A federal judge in Camden has largely denied a motion to dismiss a class action lawsuit over “force placed” insurance policies for holders of reverse mortgages.
Mortgage lender CIT Bank, mortgage servicer Financial Freedom Senior Funding Corp. and three insurance companies moved to dismiss the suit, which claims the defendants conspired to engage in abusive practices against a class of holders of reverse mortgages. But U.S. District Judge Renee Bumb denied the motion to toss the nine-count complaint, except to dismiss a count for tortious interference against the insurance company defendants.
The ruling allows the suit to proceed against Financial Freedom, CIT and the three insurance company—QBE Insurance Corp., QBE First Insurance Agency and MIC General Insurance—on counts for conspiracy to defraud, violation of the Racketeer Influenced and Corrupt Organizations Act and the New Jersey Consumer Fraud Act. Financial Freedom and CIT also face counts for breach of contract, breach of the implied covenant of good faith and fair dealing, and violation of the Truth in Lending Act.
The suit is being brought on behalf of a potential class of CIT borrowers who were charged for force-placed insurance by the defendant insurance companies. The suit claims that holders of reverse mortgages whose property insurance lapsed were charged excessive premiums and fees for policies placed on their homes through arrangements between CIT, Financial Freedom and the three insurance companies.
The sole named plaintiff is Monica Gray, executrix of Earl Gray Jr., who died in 2016 after obtaining a reverse mortgage from Financial Freedom on his house in Cinnaminson. He left the property to Monica’s children, Jasmine and Justin, in a trust. But he failed to maintain hazard insurance coverage on his property, as required by the mortgage terms, prompting Financial Freedom to arrange the issue of force-placed insurance on his property.
The suit claims Financial Freedom gets a commission or kickback from buying force-placed insurance from the QBE defendants and MIG General. The cost of the insurance, and the kickback, is then passed on to the property owner, according to the suit.
The suit does not challenge Financial Freedom’s ability to obtain force-placed insurance to protect its interest in the borrowers’ loans it services, but challenges its “manipulation” of the process through its “scheme” with the other defendants.
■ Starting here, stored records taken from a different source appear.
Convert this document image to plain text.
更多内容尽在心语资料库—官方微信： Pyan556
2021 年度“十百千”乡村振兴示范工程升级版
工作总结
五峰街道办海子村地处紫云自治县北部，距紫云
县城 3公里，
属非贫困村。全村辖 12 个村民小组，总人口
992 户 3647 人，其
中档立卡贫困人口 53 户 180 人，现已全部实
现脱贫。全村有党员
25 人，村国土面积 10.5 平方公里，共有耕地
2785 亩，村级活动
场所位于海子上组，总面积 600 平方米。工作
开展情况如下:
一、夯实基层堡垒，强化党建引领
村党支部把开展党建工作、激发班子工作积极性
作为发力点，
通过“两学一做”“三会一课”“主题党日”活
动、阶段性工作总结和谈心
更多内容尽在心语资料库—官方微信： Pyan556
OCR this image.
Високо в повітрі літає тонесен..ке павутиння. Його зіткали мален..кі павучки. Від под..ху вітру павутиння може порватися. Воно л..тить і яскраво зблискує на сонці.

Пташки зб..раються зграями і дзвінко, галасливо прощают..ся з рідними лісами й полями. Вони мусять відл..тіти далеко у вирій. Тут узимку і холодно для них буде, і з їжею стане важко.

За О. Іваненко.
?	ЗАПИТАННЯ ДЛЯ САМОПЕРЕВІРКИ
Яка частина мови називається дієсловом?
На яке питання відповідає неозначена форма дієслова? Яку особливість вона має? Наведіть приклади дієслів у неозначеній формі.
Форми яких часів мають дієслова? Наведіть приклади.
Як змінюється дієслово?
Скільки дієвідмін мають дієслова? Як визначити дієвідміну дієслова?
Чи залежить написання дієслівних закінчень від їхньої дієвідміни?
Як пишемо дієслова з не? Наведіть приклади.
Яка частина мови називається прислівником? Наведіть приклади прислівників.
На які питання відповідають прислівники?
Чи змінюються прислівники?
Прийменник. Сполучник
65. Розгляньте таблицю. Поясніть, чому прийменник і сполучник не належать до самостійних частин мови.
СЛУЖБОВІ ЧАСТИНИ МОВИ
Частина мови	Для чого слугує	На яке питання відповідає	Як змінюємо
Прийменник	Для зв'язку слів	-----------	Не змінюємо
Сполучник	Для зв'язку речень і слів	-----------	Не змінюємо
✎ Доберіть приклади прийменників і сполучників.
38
“Defendants’ practices have resulted not only in imposing unwarranted and excessive charges for insurance and inspection fees on the reverse mortgage loans it services, but also led to unprecedented rates of reverse mortgage foreclosures and the eviction of elderly consumers from their homes,” the lawsuit claims.
Bumb dismissed the tortious interference claims against the insurance defendants after finding the allegations lacked a requisite element of malice. She said that in the context, malice does not mean ill will, but that harm was inflicted intentionally, without justification or excuse. Concluding that that was not the case, she cleared the insurance company defendants on the tortious interference count.
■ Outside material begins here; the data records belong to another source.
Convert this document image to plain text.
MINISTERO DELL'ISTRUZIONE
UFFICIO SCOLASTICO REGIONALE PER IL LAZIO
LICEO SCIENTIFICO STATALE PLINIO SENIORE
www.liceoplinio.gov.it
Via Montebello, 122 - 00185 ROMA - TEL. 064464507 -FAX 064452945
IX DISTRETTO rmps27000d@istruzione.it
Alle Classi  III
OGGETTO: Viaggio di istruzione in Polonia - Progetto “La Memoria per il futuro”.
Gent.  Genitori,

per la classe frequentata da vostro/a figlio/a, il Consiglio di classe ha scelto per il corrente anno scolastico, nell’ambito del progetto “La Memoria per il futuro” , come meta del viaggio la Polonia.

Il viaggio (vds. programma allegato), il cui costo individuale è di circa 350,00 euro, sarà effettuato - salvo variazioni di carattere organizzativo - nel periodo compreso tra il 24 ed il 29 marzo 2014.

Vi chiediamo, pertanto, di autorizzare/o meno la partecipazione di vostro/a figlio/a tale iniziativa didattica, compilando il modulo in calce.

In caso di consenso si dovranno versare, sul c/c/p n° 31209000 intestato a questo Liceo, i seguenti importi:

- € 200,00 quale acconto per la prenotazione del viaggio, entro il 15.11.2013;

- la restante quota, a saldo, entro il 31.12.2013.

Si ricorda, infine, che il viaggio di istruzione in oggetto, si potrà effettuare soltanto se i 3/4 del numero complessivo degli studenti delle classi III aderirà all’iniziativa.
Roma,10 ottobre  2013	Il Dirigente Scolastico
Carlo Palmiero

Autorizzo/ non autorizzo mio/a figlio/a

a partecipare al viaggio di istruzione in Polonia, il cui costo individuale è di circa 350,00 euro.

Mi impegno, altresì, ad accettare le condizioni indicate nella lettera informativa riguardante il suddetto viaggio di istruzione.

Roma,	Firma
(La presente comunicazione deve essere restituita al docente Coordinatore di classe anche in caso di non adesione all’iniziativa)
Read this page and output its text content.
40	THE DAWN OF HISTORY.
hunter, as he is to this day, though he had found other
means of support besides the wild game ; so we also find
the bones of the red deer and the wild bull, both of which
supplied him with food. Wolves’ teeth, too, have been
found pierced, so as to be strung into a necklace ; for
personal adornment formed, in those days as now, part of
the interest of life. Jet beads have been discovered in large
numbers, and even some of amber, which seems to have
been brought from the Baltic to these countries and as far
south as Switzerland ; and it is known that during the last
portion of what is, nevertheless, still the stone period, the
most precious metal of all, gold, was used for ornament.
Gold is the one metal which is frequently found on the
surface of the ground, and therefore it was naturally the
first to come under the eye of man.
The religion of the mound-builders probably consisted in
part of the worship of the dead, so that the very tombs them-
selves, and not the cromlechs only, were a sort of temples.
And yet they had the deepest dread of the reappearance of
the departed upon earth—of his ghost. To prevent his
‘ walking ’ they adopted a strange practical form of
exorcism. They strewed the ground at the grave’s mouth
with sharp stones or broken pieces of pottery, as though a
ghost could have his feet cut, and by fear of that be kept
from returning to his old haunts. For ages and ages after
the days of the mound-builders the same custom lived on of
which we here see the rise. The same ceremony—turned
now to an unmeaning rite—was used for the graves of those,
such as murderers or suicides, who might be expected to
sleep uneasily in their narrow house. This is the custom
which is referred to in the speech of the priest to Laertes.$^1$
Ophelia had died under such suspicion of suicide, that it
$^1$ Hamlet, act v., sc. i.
CIT and Financial Freedom claimed the state-law claims against them are pre-empted by the Home Owners Loan Act, a federal law. But Bumb disagreed. While the U.S. Supreme Court and the U.S. Court of Appeals for the Third Circuit have yet to rule on HOLA’s pre-emptive effect on state law claims, Bumb found no pre-emption based on rulings from other federal appeals courts.
The defendants also claimed that the RICO and Truth in Lending Act counts are time-barred and that they fail on the merits. Bumb said the RICO statute of limitations issue was “one in which they ultimately may prevail” but is “better decided after discovery.” The question of equitable tolling of the TILA count, likewise, “is more appropriately addressed on a developed record rather than at the pleadings stage.”
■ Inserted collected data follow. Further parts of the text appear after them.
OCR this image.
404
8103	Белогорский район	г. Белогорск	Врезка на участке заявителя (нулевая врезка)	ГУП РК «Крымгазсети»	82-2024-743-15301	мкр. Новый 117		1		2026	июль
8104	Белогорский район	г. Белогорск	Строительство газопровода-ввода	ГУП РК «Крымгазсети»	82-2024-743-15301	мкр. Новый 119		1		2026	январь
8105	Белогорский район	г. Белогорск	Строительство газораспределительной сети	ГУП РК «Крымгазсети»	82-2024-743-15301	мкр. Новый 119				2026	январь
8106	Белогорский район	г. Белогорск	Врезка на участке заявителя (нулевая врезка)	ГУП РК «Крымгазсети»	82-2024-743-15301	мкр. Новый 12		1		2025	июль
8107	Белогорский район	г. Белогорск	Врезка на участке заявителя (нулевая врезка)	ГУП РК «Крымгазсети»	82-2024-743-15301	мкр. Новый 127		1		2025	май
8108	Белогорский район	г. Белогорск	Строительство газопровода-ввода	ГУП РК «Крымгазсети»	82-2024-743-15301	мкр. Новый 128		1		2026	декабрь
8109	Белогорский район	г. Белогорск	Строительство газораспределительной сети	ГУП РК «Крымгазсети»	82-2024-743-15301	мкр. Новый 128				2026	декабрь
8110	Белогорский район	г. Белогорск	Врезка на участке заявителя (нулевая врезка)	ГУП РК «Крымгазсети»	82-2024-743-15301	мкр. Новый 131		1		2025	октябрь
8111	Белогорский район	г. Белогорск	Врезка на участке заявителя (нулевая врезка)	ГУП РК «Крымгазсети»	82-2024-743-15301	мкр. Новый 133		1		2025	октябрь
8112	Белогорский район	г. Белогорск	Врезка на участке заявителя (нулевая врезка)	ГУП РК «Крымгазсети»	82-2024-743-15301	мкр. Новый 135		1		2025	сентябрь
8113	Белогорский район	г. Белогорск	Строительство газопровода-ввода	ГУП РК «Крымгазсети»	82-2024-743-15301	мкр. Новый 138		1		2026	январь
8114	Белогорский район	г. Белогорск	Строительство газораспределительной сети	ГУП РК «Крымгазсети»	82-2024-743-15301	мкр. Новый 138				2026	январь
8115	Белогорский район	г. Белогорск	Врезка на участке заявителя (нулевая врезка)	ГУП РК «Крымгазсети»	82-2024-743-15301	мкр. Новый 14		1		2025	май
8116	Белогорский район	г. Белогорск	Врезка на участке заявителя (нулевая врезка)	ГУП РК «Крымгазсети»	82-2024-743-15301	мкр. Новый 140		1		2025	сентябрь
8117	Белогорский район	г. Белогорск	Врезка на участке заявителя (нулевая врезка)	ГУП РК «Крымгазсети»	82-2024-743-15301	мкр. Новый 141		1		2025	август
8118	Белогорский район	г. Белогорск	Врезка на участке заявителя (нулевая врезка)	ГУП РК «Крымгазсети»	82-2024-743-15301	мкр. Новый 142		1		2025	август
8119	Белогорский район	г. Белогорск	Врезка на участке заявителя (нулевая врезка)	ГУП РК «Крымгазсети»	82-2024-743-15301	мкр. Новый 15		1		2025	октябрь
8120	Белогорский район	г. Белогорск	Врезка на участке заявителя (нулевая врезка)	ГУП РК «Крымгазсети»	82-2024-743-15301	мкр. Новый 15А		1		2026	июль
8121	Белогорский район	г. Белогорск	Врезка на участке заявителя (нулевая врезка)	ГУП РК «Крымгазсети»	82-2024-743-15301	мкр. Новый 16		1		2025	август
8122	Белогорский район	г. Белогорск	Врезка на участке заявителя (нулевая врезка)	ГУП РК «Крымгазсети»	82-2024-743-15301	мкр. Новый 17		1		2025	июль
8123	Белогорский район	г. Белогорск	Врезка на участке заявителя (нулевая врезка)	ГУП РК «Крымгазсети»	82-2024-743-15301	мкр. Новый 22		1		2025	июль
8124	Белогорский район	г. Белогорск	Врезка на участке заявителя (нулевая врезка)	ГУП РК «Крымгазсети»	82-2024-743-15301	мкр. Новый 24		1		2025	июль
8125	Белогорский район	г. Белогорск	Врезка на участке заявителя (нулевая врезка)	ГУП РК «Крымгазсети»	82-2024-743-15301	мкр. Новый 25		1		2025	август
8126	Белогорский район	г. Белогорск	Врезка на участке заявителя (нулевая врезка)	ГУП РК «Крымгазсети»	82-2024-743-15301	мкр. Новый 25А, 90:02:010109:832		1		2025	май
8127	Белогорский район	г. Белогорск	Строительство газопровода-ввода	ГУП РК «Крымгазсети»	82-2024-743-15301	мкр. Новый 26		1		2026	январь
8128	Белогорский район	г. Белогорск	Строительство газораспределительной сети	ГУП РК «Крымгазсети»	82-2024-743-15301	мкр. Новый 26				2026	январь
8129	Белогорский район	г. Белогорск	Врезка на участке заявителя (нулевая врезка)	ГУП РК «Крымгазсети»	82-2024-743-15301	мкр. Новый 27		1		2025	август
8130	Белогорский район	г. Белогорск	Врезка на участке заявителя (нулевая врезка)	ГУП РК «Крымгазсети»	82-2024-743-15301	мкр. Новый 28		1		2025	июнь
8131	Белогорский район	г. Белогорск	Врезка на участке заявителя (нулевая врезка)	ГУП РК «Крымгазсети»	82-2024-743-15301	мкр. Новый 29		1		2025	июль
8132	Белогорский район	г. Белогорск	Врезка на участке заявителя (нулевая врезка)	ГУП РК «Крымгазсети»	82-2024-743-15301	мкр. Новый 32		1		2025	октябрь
The plaintiffs and class are represented by Roosevelt Nesmith, an attorney in Montclair, and Catherine Anderson of Giskan Solotaroff & Anderson in New York. Nesmith said in a statement, “We are heartened by the court’s decision which upheld the overwhelming majority of plaintiffs’ claims alleging CIT Bank, its Financial Freedom division, and its forced-placed insurers, QBE Insurance and MIC General Insurance, misled consumers in overcharging them for insurance it force-placed on their properties and in imposing unwarranted inspection fees on their mortgage accounts. We look forward to continuing to prosecute these claims on behalf of the named plaintiffs and the putative class.”
Louis Smith of Greenberg Traurig in Florham Park represents CIT; and Charles Faletta of Sills, Cummis & Gross in Newark, and Stephen LeBlanc of Buckley Sanders in Washington, D.C., represent the insurance companies. None of the defense attorneys responded to a request for comment.